# Fishing tip # ??? More comfortable fishing.



## captken (Feb 24, 2008)

One of the most aggravating things that can happen on a fishing trip, especially on an open boat with ladies aboard, maybe even more aggravating in a kayak in mid winter is to have to take a dump. 

You can pretty well eliminate the problem by setting a clock 2 hours early and drinking at least a quart of water, preferably two quarts. Re-set the clock or have 2 clocks. When you wake up the second time, it shouldn't take very long to get the job done. Keeping hydrated helps with easier elimination. In hot weather, it is a good idea to drink a liter of water per hour. Dehydration increases the likelihood of heat exhaustion or heat stroke. 

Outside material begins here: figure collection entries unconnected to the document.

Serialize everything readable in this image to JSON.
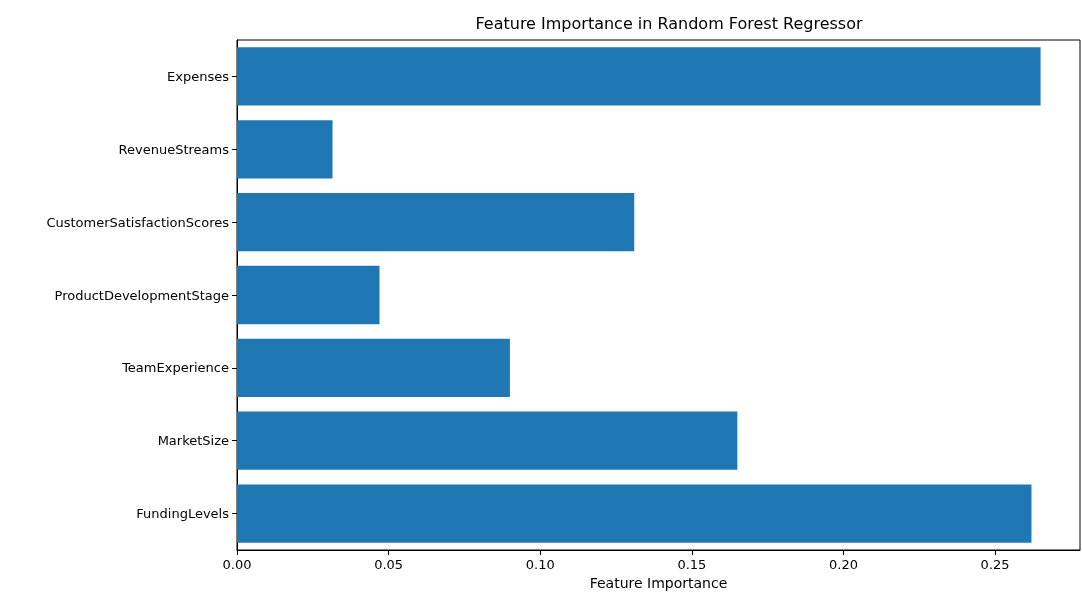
{
  "chart_data": {
    "type": "bar",
    "orientation": "horizontal",
    "title": "Feature Importance in Random Forest Regressor",
    "xlabel": "Feature Importance",
    "categories": [
      "Expenses",
      "RevenueStreams",
      "CustomerSatisfactionScores",
      "ProductDevelopmentStage",
      "TeamExperience",
      "MarketSize",
      "FundingLevels"
    ],
    "values": [
      0.265,
      0.0315,
      0.131,
      0.047,
      0.09,
      0.165,
      0.262
    ],
    "color": "#1f77b4",
    "xlim": [
      0,
      0.278
    ],
    "xticks": [
      {
        "value": 0,
        "label": "0.00"
      },
      {
        "value": 0.05,
        "label": "0.05"
      },
      {
        "value": 0.1,
        "label": "0.10"
      },
      {
        "value": 0.15,
        "label": "0.15"
      },
      {
        "value": 0.2,
        "label": "0.20"
      },
      {
        "value": 0.25,
        "label": "0.25"
      }
    ],
    "grid": false
  }
}
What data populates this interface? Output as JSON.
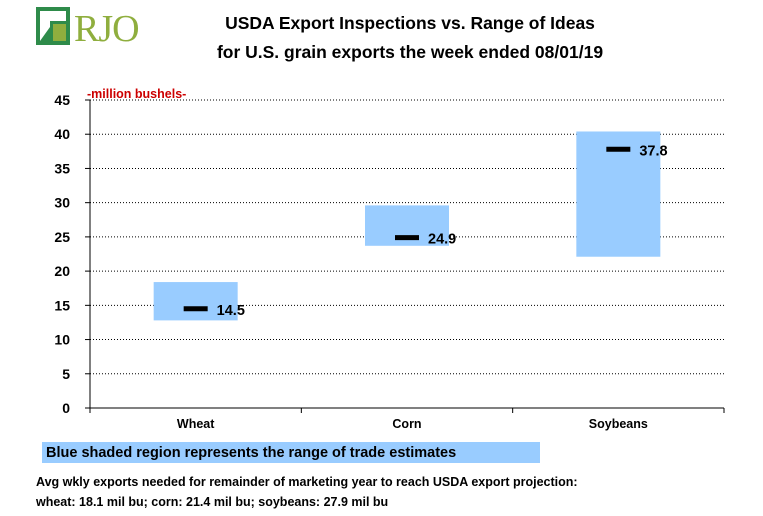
{
  "logo": {
    "text": "RJO"
  },
  "chart_data": {
    "type": "range-bar",
    "title": "USDA Export Inspections vs. Range of Ideas",
    "subtitle": "for U.S. grain exports the week ended 08/01/19",
    "unit_label": "-million bushels-",
    "categories": [
      "Wheat",
      "Corn",
      "Soybeans"
    ],
    "ranges": [
      {
        "low": 12.8,
        "high": 18.4
      },
      {
        "low": 23.7,
        "high": 29.6
      },
      {
        "low": 22.1,
        "high": 40.4
      }
    ],
    "actual": [
      14.5,
      24.9,
      37.8
    ],
    "actual_labels": [
      "14.5",
      "24.9",
      "37.8"
    ],
    "ylim": [
      0,
      45
    ],
    "yticks": [
      "0",
      "5",
      "10",
      "15",
      "20",
      "25",
      "30",
      "35",
      "40",
      "45"
    ],
    "grid": true,
    "colors": {
      "range": "#99ccff",
      "marker": "#000000",
      "unit_label": "#cc0000"
    }
  },
  "legend": {
    "text": "Blue shaded region represents the range of trade estimates"
  },
  "footnote": {
    "line1": "Avg wkly exports needed for remainder of marketing year to reach USDA export projection:",
    "line2": "wheat: 18.1 mil bu; corn: 21.4 mil bu; soybeans: 27.9 mil bu"
  }
}
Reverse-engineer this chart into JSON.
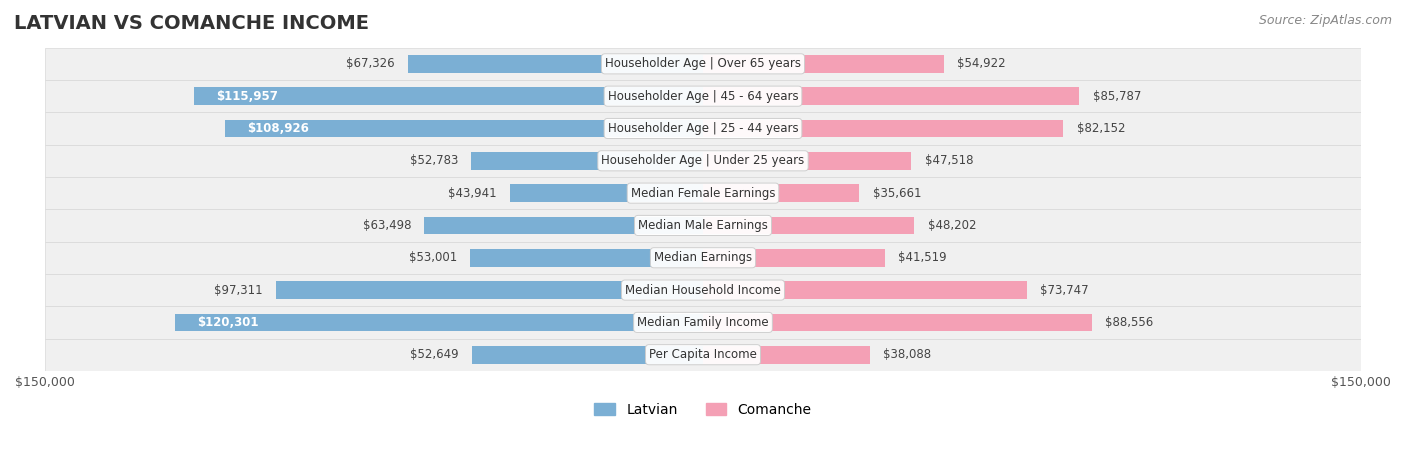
{
  "title": "LATVIAN VS COMANCHE INCOME",
  "source": "Source: ZipAtlas.com",
  "max_value": 150000,
  "categories": [
    "Per Capita Income",
    "Median Family Income",
    "Median Household Income",
    "Median Earnings",
    "Median Male Earnings",
    "Median Female Earnings",
    "Householder Age | Under 25 years",
    "Householder Age | 25 - 44 years",
    "Householder Age | 45 - 64 years",
    "Householder Age | Over 65 years"
  ],
  "latvian_values": [
    52649,
    120301,
    97311,
    53001,
    63498,
    43941,
    52783,
    108926,
    115957,
    67326
  ],
  "comanche_values": [
    38088,
    88556,
    73747,
    41519,
    48202,
    35661,
    47518,
    82152,
    85787,
    54922
  ],
  "latvian_labels": [
    "$52,649",
    "$120,301",
    "$97,311",
    "$53,001",
    "$63,498",
    "$43,941",
    "$52,783",
    "$108,926",
    "$115,957",
    "$67,326"
  ],
  "comanche_labels": [
    "$38,088",
    "$88,556",
    "$73,747",
    "$41,519",
    "$48,202",
    "$35,661",
    "$47,518",
    "$82,152",
    "$85,787",
    "$54,922"
  ],
  "latvian_color": "#7bafd4",
  "latvian_color_dark": "#5b9dc9",
  "comanche_color": "#f4a0b5",
  "comanche_color_dark": "#e8728e",
  "bar_height": 0.55,
  "row_bg_color": "#f0f0f0",
  "row_bg_alt": "#e8e8e8",
  "label_threshold": 100000,
  "background_color": "#ffffff",
  "title_fontsize": 14,
  "legend_fontsize": 10,
  "tick_fontsize": 9,
  "axis_label_fontsize": 8
}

I did this for many years while chartering, big boat or small. I needed to be on deck at all times because I was responsible for my fishermen. Very seldom did I have to take a dump while on the water unless I was sick. Of course, this happens from time to time and there isn't much you can do about it.

It wouldn't surprise me if we'd all be more healthy if we drank more water. No beer for me while on the water.

This isn't a pretty subject but it is one that needs to be addressed.


----------



## Emerald Ghost (Mar 11, 2008)

Well CaptKen,

I do believe that you have just about covered everything.


----------